Une tablette tactile.
Après vous avoir déjà parlé des affichage électrophorétiques à encre numérique « e-ink », des écrans tactiles ainsi que de l’écran 3D de la Nintendo 3DS, voici un autre article sur un autre type d’écran.

Ce sont les afficheurs utilisés par les ardoises électroniques : plutôt que d’utiliser une craie sur une plaque en ardoise, on utilise ici un stylet ou son doigt pour écrit sur un écran LCD un peu spécial. L’affichage est persistant et le message reste indéfiniment, le tout sans alimentation ni rétroéclairage.
Ces ardoises comportent bien une petite pile : cette pile sert uniquement à l’effaçage de l’ardoise. Quand on appuie sur le bouton de l’appareil, l’écran s’efface.
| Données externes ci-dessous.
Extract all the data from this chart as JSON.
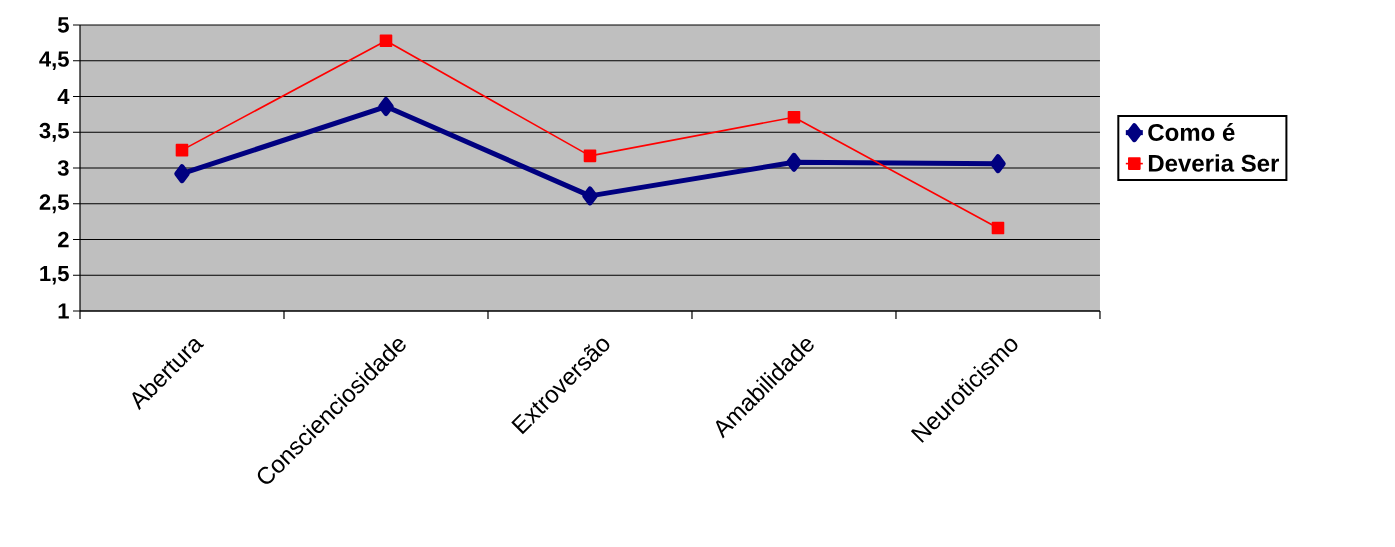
{
  "chart_data": {
    "type": "line",
    "categories": [
      "Abertura",
      "Conscienciosidade",
      "Extroversão",
      "Amabilidade",
      "Neuroticismo"
    ],
    "series": [
      {
        "name": "Como é",
        "color": "#000080",
        "marker": "diamond",
        "values": [
          2.92,
          3.86,
          2.61,
          3.08,
          3.06
        ]
      },
      {
        "name": "Deveria Ser",
        "color": "#ff0000",
        "marker": "square",
        "values": [
          3.25,
          4.78,
          3.17,
          3.71,
          2.16
        ]
      }
    ],
    "ylim": [
      1,
      5
    ],
    "yticks": [
      1,
      {
        "value": 1.5,
        "label": "1,5"
      },
      2,
      {
        "value": 2.5,
        "label": "2,5"
      },
      3,
      {
        "value": 3.5,
        "label": "3,5"
      },
      4,
      {
        "value": 4.5,
        "label": "4,5"
      },
      5
    ],
    "grid": "y",
    "legend": "right",
    "line_style": "solid"
  }
}
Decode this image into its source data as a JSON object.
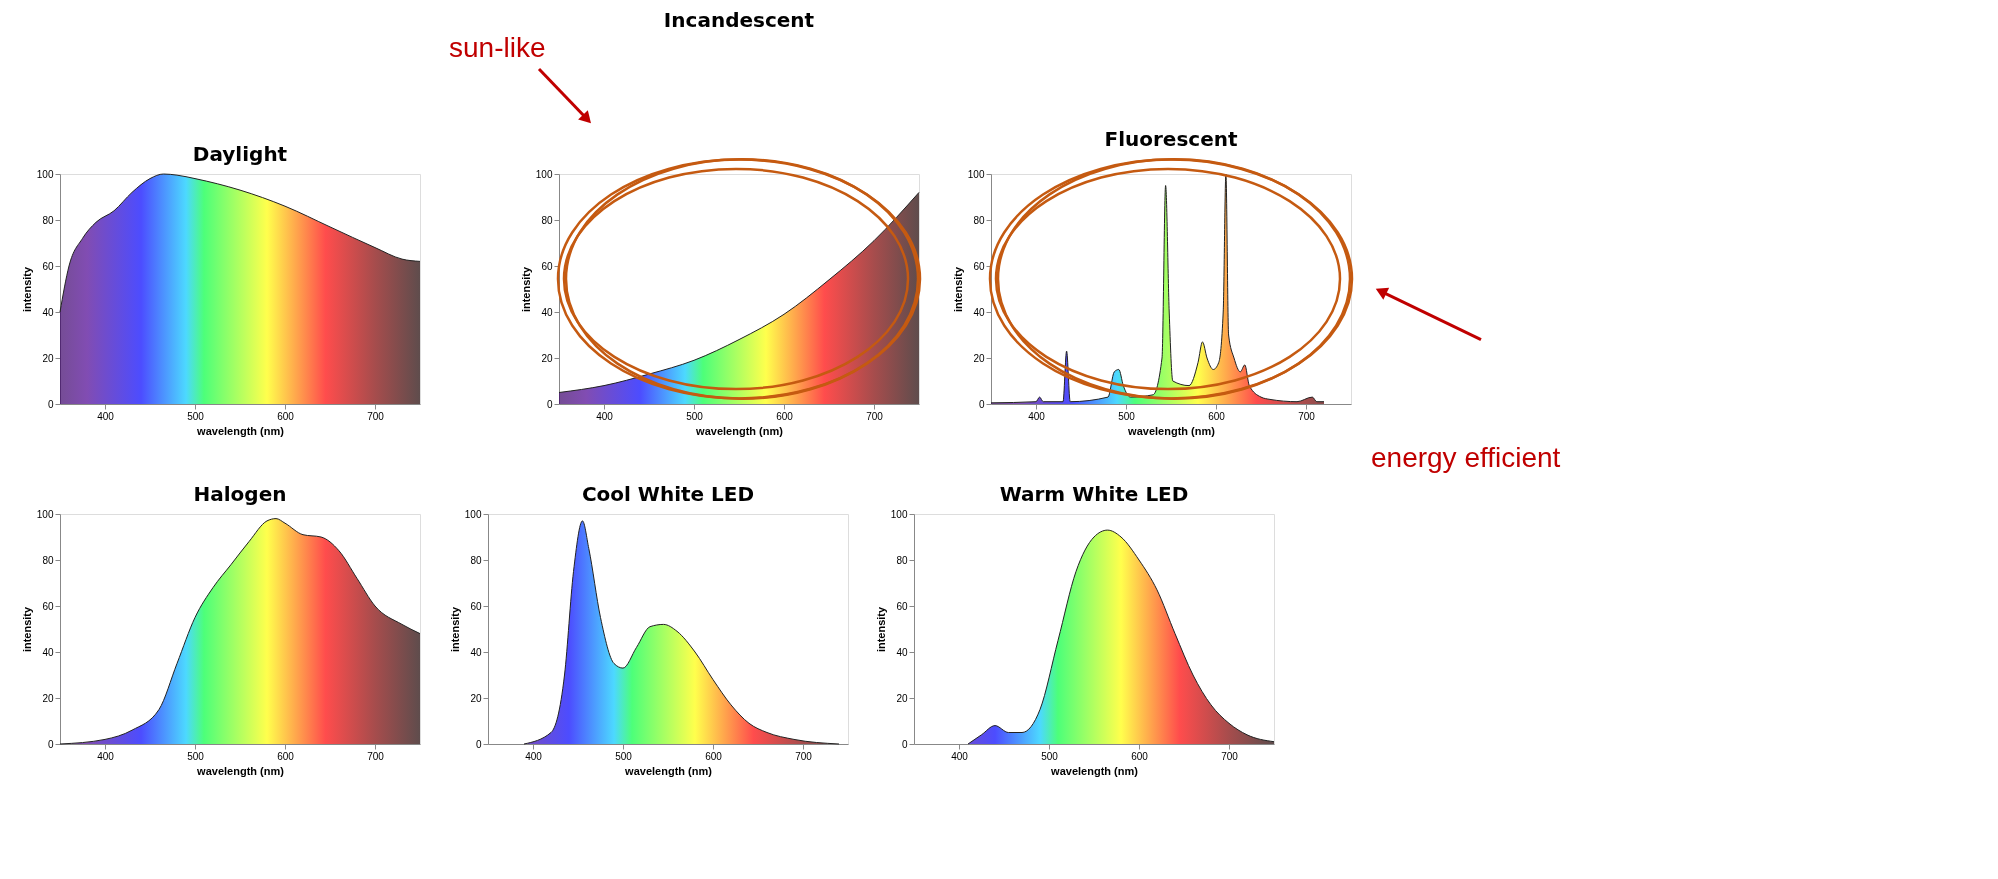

La pile n’étant utilisée que pour cela, et donc uniquement durant l’instant où l’on appuie dessus, l’ardoise peut être utilisée plusieurs années sans qu’il soit nécessaire de changer la pile ou de la recharger.

Le fonctionnement de ces ardoises repose sur une autre technologie des cristaux liquides : leur agencement cholestérique.

Les cristaux liquides

Les cristaux liquides sont des matériaux à la structure cristalline, donc parfaitement ordonnée, tout en étant liquide.

Parmi leurs propriétés, on trouve leur réactivité à un champ électrique : soumis à un champ électrique, les cristaux liquides se déformant en réorientant leurs molécules au sein du liquide. Un peu à l’image d’un cristal piézoélectrique, qui se déforme sous l’action d’un champ électrique, sauf qu’ici c’est en phase liquide.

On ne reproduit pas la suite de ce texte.